GitHub also supports requiring branches to be up to date before merging, depending on configuration.
Using workflow outputs for visibility
Workflows produce logs and artifacts that support evaluation.
In practice:
Review logs directly in the Actions tab
Use artifacts to store outputs such as test results or reports
Link workflow runs in pull requests for visibility
Artifacts and logs are retained for a limited time and can be reviewed during that period.
By default, GitHub stores workflow logs and artifacts for 90 days, after which they are automatically deleted.
Incorporating security into evaluation
Evaluation should include security checks to prevent unsafe changes.
In GitHub, this can include:
Code scanning (for vulnerabilities)
Dependency review checks
Secret scanning and push protection
In practice:
Enable available security features for the repository
Treat security alerts or failed checks as blockers
Review security results in the pull request
These checks help ensure that changes are safe before merging.

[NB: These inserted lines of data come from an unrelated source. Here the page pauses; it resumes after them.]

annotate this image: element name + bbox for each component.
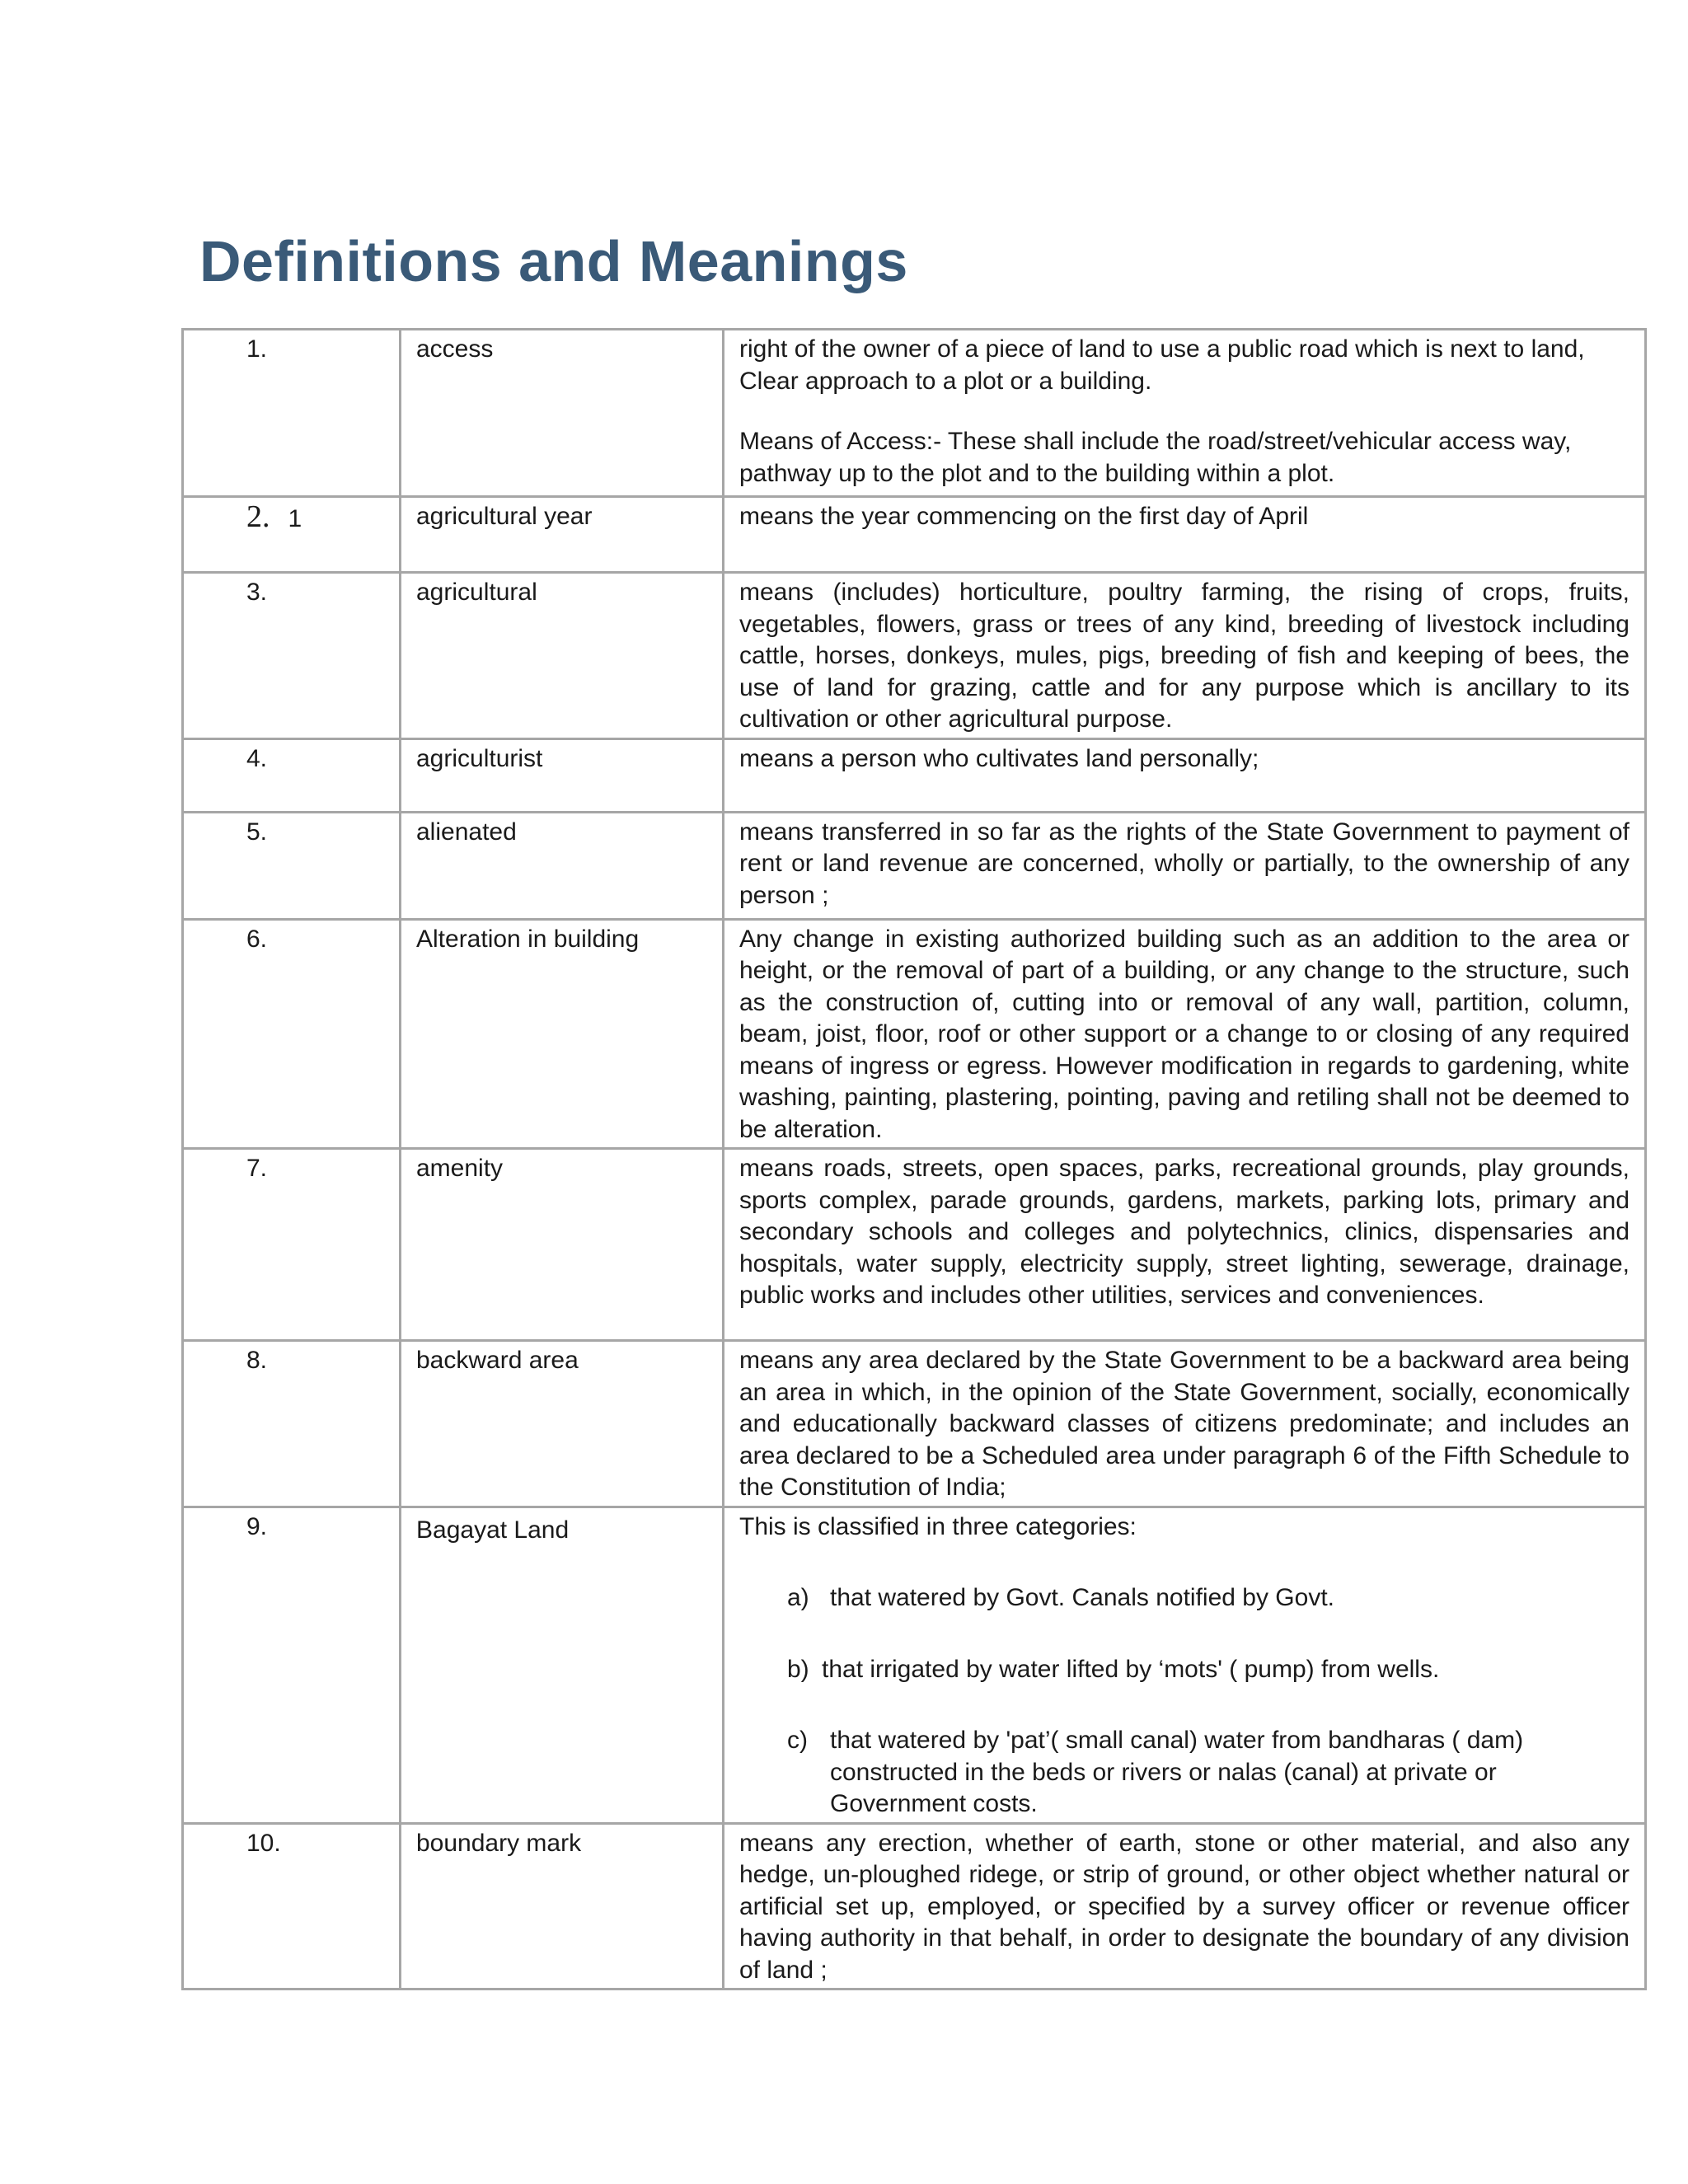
row-definition: means the year commencing on the first day of April <box>724 497 1646 573</box>
list-marker: a) <box>787 1584 809 1611</box>
row-definition: means any erection, whether of earth, stone or other material, and also any hedge, un-ploughed ridege, or strip of ground, or other object whether natural or artificial set up, employed, or specified by a survey officer or revenue officer having authority in that behalf, in order to designate the boundary of any division of land ; <box>724 1823 1646 1990</box>
list-item <box>739 1725 1629 1821</box>
list-marker: b) <box>787 1655 809 1683</box>
row-definition: Any change in existing authorized building such as an addition to the area or height, or the removal of part of a building, or any change to the structure, such as the construction of, cutting into or removal of any wall, partition, column, beam, joist, floor, roof or other support or a change to or closing of any required means of ingress or egress. However modification in regards to gardening, white washing, painting, plastering, pointing, paving and retiling shall not be deemed to be alteration. <box>724 919 1646 1149</box>
row-term: agriculturist <box>401 738 724 812</box>
row-term: Bagayat Land <box>401 1507 724 1823</box>
row-number: 10. <box>183 1823 401 1990</box>
table-row <box>183 1341 1646 1507</box>
row-number: 3. <box>183 573 401 739</box>
definition-paragraph: right of the owner of a piece of land to use a public road which is next to land, Clear approach to a plot or a building. <box>739 335 1585 395</box>
row-term: agricultural year <box>401 497 724 573</box>
row-number: 5. <box>183 812 401 919</box>
table-row <box>183 738 1646 812</box>
row-number: 6. <box>183 919 401 1149</box>
row-definition <box>724 330 1646 497</box>
table-row <box>183 573 1646 739</box>
row-number: 4. <box>183 738 401 812</box>
table-row <box>183 330 1646 497</box>
definitions-table <box>181 328 1647 1990</box>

Using rules and protections
GitHub provides controls to enforce evaluation policies.
These include:
Branch protection rules
Required pull request reviews
Required status checks
In practice:
Require at least one approving review before merging
Combine reviews with required checks
Prevent direct pushes to protected branches
Branch protection rules enforce these requirements before changes can be merged.
End-to-end evaluation flow
A typical evaluation flow in GitHub looks like:
An issue defines the task and success criteria
An agent creates a branch and opens a pull request
Workflows run automatically
Status checks appear in the pull request
Required checks must pass
A reviewer approves the changes
The pull request is merged
This ensures that all changes are validated before being accepted.
Key takeaway
Evaluation defines whether agent work is complete and correct. By using GitHub workflows, pull request checks, required status checks, and security scanning, you can enforce consistent quality and ensure that all changes meet defined expectations before merging.